Me Mayence, l’avocat des victimes du drame de Strépy, ne croit pas à un accident: «On peut se demander si ce n’était pas un trip qui consistait à foncer sur des gens»


Maître Mayence nous accueille dans son bureau au centre de Charleroi. C’est ici qu’il a travaillé sur les plus grandes affaires criminelles du pays et c’est d’ici qu’il tente désormais d’épauler plus de 50 victimes de Paolo Falzone. Si l’avocat du conducteur chauffard s’exprime souvent dans les médias, Me Mayence a choisi la discrétion. S’il accepte de se confier à Sudinfo dans une longue interview vidéo, c’est pour « garder un certain équilibre » dit-il.
Comme avocat de parties civiles vous avez un accès limité au dossier, vous confirmez quand même que Paolo Falzone roulait à 160 km/h en se filmant.
Je suis tenu par le secret de l’instruction mais je peux vous répondre sur un certain nombre de points. Je vous confirme qu’il se filmait en roulant à très vive allure. Il se filmait même au moment de l’impact. Nous avons donc une certitude sur le lieu, l’impact et la vitesse.
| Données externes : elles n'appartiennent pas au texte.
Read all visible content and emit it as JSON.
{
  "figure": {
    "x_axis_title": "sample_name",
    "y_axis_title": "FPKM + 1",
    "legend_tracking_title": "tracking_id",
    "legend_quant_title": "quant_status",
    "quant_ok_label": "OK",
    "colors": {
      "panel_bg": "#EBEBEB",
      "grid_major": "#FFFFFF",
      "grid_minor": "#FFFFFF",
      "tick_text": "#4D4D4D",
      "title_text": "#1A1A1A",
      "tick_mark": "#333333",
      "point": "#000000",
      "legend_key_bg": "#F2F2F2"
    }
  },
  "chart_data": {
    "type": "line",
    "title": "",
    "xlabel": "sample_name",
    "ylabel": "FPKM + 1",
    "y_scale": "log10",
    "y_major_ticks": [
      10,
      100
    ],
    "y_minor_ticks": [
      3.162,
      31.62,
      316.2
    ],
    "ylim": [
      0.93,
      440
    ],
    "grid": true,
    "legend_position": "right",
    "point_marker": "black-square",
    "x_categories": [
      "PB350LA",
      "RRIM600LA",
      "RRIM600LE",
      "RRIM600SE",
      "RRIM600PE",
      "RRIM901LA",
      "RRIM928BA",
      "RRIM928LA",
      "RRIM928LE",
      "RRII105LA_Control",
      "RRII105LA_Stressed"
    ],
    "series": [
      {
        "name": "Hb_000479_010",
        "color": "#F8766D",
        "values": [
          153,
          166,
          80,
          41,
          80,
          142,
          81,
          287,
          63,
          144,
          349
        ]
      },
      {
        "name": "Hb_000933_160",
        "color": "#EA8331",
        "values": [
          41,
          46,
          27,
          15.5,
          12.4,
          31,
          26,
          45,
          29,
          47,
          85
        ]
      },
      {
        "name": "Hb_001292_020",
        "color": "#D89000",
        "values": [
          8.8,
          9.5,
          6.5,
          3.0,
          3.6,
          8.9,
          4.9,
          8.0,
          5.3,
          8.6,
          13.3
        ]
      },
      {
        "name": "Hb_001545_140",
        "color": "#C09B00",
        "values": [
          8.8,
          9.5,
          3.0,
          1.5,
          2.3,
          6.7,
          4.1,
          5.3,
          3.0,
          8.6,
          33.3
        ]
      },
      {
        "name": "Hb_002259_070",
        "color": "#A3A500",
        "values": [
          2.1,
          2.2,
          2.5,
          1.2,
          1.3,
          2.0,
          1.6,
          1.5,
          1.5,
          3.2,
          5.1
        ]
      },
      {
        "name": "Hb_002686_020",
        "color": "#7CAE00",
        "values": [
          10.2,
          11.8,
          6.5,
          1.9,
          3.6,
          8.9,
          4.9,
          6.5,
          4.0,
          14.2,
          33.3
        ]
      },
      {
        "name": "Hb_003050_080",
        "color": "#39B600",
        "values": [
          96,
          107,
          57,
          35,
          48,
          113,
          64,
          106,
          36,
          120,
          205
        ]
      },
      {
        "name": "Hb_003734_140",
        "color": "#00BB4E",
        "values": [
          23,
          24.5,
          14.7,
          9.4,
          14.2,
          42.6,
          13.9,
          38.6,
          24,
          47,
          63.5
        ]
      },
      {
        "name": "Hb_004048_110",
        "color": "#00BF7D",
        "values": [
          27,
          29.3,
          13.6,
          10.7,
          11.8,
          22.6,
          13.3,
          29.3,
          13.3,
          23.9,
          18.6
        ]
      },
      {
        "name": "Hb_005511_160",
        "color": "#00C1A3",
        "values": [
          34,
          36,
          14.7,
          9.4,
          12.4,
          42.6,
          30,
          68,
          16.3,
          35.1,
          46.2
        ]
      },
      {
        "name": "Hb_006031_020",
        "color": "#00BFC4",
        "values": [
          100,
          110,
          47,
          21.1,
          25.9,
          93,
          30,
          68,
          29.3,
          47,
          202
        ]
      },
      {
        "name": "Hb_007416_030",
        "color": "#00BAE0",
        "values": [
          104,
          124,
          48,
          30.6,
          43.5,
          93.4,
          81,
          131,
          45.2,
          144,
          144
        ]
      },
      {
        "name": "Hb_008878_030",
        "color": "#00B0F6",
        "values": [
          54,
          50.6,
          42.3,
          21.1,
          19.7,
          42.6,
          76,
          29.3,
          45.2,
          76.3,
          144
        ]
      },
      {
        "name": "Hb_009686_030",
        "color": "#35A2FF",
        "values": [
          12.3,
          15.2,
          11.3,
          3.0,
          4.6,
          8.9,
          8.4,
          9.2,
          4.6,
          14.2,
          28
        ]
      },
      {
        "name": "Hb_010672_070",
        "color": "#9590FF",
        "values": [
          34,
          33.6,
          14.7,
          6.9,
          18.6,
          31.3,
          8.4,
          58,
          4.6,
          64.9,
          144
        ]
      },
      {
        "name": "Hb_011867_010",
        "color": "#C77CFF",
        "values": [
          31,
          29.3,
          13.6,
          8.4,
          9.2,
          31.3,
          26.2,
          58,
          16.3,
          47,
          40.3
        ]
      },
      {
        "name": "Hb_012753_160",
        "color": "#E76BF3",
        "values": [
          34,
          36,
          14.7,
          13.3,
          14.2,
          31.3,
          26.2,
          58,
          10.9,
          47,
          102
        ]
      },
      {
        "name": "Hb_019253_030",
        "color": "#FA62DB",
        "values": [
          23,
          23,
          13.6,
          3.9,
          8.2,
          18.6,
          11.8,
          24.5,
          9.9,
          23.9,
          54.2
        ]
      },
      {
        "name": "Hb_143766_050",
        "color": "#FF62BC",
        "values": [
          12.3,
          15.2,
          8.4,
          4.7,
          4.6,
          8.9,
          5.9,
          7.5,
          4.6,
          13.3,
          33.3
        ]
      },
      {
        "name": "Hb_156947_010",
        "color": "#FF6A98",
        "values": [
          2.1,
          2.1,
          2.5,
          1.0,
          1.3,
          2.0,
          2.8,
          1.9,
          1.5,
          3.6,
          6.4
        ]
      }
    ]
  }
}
Quel est votre travail comme avocat des parties civiles ? Récupérer un maximum d’argent ou obtenir la peine la plus lourde ?
Le rôle de la partie civile ce n’est pas de demander une peine. En cour d’assises, quand quelqu’un est déclaré coupable, les parties civiles n’ont pas la parole sur la peine. C’est vrai que l’essentiel pour nous est l’indemnisation mais aussi la juste qualification des faits.
Vous avez tranché apparemment. Vous dites de facto que c’est un meurtre. Si c’est un meurtre c’est le jury populaire et les assises.
Quand vous imaginez que quelqu’un se filme au moment où il percute indiscutablement et volontairement une personne à plus de 120 km/h, que voulez-vous comme autre résultat que la mort ? Le résultat a été obtenu tel qu’il a été recherché. Qu’il y ait une personne pour laquelle on retient un meurtre ou six, ca ne changera rien la cour d’assises sera compétente. En termes de peine, au lieu de 5 ans pour un accident, on peut envisager une peine qui peut aller jusqu’à 30 ans. Je ne m’attache pas à la peine mais, pour les familles, c’est important.
Pour 1 des 6 victimes décédées, traînées sur plusieurs mètres, les faits ont été requalifiés en meurtre plutôt qu’en homicide involontaire. Vous pensez que c’était sous la pression, pour laisser Paolo Falzone en prison ?
Non, dans le cadre de l’instruction un élément majeur est apparu. Pour cette victime, il s’est arrêté pour la faire tomber et puis il a accéléré pour rouler dessus. Le meurtre est une évidence. J’irai, je le dis déjà, beaucoup plus loin. Je veux que l’homicide volontaire soit retenu pour l’ensemble des personnes victimes. Quand on décide de foncer en connaissant parfaitement les lieux, c’est difficile de soutenir qu’on n’accepte pas l’idée de pouvoir entraîner la mort.
Il y avait un passager dans la voiture, il a de l’importance pour vous ou le personnage central c’est le conducteur ?
Sur le plan de la responsabilité pénale il a de l’importance. Il va falloir des éléments pour évaluer son rôle exact. Quand vous entendez les vidéos vous entendez aussi les musiques, du rap qui va très fort.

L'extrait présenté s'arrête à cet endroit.